The book ends with a clarion call, stating: “Now it is time to shatter the invisibility of Kiwi-Indians from Aotearoa’s history and to acknowledge not only Indians as settlers within our nation but also the hardships and discrimination they have faced- and still do today” (p. 211). Discrimination, exclusion and inequality reflect socially constructed identities and interests that depend on circumstances and operate along the lines of sex, gender, colour, race, language, religion etc. These trigger various forms of prejudice or blessings. Our future is inescapably plural, for in the myriad shades of the colour line, we are all threads of the same skein of life. Stepping into this future, we need to move our minds and hearts from bias and prejudice to respect and appreciation for other cultures in the complex choreography of daily life within the family, society and organisation. Harmony and discrimination are part of being human and we need to recognise both aspects in our history in order to strategise for better futures.
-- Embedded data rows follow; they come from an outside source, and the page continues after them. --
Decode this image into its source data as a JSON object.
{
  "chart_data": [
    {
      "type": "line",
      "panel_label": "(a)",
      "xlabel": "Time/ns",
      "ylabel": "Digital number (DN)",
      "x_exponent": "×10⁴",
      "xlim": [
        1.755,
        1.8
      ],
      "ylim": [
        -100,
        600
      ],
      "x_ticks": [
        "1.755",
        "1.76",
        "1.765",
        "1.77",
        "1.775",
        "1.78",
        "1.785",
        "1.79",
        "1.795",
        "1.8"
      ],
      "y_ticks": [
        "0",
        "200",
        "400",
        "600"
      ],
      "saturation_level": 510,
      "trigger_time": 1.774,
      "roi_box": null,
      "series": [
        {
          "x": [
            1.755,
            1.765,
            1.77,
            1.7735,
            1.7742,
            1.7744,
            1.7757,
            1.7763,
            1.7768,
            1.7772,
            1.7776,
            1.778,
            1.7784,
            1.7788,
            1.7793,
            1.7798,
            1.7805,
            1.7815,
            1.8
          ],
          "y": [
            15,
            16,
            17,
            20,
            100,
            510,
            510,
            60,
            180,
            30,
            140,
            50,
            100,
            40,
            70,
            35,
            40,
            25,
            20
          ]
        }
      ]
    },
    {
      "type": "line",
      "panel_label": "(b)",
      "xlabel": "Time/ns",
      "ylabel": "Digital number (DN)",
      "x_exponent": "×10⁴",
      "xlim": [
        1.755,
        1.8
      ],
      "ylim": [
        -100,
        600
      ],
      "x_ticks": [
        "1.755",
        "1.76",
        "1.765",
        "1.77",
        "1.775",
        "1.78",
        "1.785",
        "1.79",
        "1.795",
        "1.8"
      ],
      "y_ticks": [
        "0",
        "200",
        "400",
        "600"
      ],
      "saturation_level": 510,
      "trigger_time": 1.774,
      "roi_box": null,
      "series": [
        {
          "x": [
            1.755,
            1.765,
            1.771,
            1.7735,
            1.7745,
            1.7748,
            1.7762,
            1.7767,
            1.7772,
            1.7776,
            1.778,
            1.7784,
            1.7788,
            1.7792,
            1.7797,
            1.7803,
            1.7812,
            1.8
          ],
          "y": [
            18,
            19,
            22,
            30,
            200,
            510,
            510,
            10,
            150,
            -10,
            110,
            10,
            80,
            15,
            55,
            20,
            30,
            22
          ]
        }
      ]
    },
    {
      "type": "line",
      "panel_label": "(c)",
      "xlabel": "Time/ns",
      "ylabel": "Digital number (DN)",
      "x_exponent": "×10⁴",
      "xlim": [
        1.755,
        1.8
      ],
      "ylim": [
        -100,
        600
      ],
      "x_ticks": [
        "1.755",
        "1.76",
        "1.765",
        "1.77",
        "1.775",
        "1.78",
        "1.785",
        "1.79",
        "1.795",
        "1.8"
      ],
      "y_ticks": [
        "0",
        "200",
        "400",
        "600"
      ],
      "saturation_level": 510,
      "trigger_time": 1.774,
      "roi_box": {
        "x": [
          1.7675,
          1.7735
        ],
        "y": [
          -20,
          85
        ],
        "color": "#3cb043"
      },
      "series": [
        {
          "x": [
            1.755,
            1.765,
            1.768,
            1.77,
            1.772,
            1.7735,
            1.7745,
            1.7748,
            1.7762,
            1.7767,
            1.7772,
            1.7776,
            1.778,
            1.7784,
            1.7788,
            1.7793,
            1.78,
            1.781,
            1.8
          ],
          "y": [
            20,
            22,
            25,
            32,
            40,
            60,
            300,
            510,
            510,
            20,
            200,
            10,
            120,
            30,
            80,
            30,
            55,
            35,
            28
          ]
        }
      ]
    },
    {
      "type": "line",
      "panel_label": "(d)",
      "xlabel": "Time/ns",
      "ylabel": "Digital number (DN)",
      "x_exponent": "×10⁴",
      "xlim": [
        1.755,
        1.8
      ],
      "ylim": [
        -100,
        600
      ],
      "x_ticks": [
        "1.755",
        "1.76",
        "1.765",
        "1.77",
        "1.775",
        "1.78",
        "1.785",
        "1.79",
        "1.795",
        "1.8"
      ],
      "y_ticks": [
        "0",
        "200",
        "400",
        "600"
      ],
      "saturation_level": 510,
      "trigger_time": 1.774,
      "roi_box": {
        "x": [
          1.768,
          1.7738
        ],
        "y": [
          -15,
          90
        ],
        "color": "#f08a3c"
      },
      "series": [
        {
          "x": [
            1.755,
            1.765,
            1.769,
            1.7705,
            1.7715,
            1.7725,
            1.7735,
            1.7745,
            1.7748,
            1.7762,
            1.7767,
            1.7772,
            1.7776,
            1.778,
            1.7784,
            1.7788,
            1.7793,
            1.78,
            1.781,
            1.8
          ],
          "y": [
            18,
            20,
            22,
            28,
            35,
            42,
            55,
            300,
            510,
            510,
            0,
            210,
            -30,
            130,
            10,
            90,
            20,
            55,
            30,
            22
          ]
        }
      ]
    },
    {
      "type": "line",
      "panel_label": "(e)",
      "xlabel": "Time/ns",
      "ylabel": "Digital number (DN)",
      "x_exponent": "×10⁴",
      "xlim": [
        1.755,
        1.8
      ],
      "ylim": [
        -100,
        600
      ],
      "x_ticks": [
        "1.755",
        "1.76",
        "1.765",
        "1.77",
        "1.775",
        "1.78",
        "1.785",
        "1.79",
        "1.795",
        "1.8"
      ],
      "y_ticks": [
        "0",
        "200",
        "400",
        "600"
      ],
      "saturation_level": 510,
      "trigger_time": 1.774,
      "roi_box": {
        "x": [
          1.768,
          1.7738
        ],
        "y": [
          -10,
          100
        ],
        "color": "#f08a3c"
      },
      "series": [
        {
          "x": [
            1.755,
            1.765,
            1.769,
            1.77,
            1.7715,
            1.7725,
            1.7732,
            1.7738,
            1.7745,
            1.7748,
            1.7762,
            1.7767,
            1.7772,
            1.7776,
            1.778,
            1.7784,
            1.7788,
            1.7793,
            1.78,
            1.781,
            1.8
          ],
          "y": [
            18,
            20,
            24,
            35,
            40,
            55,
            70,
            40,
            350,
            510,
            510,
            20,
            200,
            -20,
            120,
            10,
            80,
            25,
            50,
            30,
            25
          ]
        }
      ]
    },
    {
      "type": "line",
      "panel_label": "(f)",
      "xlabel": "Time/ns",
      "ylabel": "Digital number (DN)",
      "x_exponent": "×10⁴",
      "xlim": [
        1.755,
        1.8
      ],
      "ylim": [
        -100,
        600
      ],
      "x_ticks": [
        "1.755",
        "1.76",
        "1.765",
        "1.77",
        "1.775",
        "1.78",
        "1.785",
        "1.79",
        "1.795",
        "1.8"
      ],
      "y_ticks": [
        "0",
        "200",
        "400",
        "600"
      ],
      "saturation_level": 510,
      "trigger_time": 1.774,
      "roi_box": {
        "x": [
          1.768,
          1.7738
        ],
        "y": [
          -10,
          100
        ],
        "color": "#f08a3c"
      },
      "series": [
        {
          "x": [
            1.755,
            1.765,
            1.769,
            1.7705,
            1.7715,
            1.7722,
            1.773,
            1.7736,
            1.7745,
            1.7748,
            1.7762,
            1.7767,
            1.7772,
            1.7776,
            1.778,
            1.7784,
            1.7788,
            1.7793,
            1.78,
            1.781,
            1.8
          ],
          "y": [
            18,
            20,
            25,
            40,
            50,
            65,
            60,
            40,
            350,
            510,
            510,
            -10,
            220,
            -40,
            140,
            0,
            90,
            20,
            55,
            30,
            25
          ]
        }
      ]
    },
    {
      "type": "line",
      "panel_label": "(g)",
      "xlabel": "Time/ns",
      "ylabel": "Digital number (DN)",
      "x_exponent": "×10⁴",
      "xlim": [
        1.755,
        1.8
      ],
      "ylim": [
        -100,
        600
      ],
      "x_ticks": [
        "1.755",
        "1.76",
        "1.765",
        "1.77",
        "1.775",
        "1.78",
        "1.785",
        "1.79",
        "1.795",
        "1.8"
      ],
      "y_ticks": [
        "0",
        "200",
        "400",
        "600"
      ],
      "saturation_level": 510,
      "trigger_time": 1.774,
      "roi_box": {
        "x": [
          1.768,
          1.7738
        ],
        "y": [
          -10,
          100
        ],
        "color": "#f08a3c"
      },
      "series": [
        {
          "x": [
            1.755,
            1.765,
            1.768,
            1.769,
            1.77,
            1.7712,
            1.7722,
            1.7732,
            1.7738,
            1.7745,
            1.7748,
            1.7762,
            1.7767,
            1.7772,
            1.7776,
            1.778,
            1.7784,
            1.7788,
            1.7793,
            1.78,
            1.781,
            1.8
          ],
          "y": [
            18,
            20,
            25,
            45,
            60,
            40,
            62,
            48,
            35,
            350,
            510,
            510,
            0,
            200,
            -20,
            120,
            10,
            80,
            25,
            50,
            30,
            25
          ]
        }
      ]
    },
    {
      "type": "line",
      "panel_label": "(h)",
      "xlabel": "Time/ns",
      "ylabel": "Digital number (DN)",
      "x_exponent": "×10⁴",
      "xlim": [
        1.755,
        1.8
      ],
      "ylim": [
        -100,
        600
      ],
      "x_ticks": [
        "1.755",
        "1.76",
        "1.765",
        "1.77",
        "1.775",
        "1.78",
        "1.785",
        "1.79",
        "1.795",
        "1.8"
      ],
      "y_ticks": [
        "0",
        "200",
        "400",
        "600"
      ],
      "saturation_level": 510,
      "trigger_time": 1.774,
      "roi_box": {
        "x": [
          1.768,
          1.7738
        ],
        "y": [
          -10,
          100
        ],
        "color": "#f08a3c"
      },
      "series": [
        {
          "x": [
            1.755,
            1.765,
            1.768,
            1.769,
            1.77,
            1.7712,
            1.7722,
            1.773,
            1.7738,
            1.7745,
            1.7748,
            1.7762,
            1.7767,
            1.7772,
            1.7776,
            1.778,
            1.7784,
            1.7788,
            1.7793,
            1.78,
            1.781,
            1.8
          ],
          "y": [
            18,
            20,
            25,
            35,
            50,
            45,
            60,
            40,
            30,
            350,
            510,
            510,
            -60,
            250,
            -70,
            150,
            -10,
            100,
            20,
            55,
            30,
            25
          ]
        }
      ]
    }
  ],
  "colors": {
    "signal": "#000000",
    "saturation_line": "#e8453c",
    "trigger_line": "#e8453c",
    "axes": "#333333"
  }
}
Recipient of a Royal Society medal, Duke of Edinburgh Fellowship and Fulbright alumna, Edwina Pio is New Zealand’s first Professor of Diversity, University Director of Diversity, and elected Councillor on the governing body of the Auckland University of Technology. Her research and doctoral supervisions encompass the intersections of work, ethnicity, indigenous studies, religion and pedagogy. A prolific writer, her research is published in leading international journals and media outlets and she has written over half a dozen books. Edwina has been appointed to the Ministerial Advisory Group pertaining to the Royal society recommendations on the Christchurch Mosque shootings. She chairs the Academic Advisory Board of Te Kupenga the Catholic theological colleges of New Zealand and has been appointed to the Rutherford Discovery Fellowship Humanities and the Social Sciences Panel. A woman of peace and prayer, a scholar of colour, and a passionately engaged educator, Edwina brings grace, gratitude, courage and thoughtfulness to governance, teaching, research, doctoral supervisions and stakeholder engagement.